Some might say, “Everyone knows that when people pass along information orally, it is less than perfect and the stories are bound to change”!

Actually, oral history in Jewish culture was a proficient and effective discipline and was a reliable process in passing along important information. One way this was accomplished was through the use of rhythmic, repetitive patterns in memorizing information. It’s like memorizing the lyrics of a song. I still can recall lyrics learned in grade school – especially when accompanied with melody or rhythm. The melody helps me remember the words on the drop of a dime!

Stay tuned for more …

4 Comments so far ↓

  1. Frank Daves says:

    Really enjoy this series, pastor Greg! Keep them coming. GOd Bless you and your family.

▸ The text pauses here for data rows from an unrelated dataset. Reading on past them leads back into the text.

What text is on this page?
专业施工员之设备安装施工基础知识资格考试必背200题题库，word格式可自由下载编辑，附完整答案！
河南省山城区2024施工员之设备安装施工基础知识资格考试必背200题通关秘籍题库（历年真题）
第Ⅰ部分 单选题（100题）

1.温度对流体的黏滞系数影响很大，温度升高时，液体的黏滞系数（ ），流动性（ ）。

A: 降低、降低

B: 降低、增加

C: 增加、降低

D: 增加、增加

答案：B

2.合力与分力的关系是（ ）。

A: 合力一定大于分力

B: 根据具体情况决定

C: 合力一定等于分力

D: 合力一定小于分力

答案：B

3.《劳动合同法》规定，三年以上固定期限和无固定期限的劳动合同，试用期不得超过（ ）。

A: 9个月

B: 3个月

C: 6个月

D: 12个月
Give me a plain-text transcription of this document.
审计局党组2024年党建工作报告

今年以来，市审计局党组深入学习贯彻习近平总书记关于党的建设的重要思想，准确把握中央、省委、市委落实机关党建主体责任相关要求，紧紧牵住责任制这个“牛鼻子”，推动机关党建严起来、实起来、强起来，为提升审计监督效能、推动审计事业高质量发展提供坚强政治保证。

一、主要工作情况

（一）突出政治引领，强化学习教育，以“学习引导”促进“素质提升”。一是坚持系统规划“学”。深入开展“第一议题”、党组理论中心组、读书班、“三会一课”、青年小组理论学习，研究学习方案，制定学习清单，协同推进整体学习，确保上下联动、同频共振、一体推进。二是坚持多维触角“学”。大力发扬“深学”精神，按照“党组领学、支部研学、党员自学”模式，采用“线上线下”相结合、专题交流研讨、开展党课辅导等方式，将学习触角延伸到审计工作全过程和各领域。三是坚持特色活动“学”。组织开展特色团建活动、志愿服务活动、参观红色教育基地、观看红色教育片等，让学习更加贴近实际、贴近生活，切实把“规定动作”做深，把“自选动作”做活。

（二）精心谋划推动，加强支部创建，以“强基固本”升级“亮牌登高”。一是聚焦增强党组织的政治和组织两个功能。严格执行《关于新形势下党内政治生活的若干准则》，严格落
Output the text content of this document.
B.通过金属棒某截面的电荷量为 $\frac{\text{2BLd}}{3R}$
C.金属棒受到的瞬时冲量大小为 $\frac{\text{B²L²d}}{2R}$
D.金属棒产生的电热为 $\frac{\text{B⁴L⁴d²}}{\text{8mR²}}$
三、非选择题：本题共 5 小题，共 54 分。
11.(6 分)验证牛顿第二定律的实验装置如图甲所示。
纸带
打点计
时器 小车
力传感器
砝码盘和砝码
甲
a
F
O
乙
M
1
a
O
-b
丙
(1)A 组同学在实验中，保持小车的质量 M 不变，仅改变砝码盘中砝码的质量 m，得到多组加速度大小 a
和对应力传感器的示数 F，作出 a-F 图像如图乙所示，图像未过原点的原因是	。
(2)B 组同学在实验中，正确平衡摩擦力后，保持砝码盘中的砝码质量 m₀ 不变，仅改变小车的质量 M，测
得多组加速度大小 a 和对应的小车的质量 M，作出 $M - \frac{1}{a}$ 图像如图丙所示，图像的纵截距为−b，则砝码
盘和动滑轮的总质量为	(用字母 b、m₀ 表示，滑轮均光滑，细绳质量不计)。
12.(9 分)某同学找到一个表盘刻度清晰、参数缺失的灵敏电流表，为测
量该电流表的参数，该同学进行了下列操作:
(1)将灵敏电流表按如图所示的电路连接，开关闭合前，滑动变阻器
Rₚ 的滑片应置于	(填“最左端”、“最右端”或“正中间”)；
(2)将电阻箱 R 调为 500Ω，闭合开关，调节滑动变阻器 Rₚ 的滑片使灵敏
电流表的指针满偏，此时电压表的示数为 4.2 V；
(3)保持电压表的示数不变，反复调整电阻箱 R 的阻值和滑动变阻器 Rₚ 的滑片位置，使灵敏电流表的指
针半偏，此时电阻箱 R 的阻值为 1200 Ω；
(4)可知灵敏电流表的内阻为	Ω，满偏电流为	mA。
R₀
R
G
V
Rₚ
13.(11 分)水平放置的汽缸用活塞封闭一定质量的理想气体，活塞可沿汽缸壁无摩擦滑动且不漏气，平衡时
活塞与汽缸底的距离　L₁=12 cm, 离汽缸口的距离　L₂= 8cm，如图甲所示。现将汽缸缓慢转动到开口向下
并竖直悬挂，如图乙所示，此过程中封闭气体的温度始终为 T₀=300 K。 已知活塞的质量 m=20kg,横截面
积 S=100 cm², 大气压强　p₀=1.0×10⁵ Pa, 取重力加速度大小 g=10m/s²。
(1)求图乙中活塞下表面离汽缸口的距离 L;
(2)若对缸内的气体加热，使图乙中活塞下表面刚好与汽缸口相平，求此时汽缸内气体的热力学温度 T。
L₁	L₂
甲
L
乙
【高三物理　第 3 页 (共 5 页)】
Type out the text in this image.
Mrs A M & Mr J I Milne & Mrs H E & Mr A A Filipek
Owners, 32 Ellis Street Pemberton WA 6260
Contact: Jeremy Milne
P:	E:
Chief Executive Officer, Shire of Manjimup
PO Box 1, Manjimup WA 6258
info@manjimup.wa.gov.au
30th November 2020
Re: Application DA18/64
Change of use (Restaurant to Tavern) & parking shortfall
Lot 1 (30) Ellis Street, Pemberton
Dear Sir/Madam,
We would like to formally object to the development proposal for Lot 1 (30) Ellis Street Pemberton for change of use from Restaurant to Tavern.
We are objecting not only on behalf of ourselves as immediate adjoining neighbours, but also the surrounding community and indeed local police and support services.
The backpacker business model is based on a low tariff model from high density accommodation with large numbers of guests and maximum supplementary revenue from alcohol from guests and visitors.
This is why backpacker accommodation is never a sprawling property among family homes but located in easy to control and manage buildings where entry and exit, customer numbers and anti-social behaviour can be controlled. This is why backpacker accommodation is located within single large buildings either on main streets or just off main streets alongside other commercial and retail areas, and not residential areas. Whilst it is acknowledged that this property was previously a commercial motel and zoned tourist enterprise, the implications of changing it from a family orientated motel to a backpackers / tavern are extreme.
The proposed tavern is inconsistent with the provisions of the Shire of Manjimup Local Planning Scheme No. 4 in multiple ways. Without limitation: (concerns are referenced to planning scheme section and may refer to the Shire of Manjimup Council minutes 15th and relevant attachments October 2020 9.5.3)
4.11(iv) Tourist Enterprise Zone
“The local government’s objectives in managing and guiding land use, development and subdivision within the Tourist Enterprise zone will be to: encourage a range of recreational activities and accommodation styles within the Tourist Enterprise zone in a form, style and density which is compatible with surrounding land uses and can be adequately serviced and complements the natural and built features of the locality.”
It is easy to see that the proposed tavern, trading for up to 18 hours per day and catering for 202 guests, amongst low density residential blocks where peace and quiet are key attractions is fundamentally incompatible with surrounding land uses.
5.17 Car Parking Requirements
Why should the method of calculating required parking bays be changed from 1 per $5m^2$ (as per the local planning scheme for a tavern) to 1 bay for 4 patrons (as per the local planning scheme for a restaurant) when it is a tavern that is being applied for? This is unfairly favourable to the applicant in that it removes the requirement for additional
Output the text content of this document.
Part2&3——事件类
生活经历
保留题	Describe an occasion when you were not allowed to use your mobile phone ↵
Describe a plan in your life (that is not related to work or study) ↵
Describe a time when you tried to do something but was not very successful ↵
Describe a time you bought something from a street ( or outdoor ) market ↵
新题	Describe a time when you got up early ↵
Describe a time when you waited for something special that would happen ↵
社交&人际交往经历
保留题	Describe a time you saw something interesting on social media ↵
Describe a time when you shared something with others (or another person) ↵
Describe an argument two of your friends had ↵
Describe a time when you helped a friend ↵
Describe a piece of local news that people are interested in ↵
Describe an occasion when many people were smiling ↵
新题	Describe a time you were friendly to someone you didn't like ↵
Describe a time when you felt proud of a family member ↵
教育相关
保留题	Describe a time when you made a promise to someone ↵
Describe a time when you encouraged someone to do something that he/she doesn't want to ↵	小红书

  2. Bonita Thompson says:

    Pastor Greg,
    I am sharing these blogs with my family and they are very helpful to understanding the power of the Bible. See you Sunday!

  3. Pam Goldbeck says:

    I have been enjoying your blogs while away from home. Sharing with family members. You are a blessing.

  4. Donovan Tekin says:

    You wrote:
    “Oral history in Jewish culture was a proficient and effective discipline”

    hmmm…I wonder how far this discipline dates back? Moses’ account of Genesis is pretty amazing, considering he also would have relied on oral tradition. He talked to God directly, so I wonder what part that played in writing the book.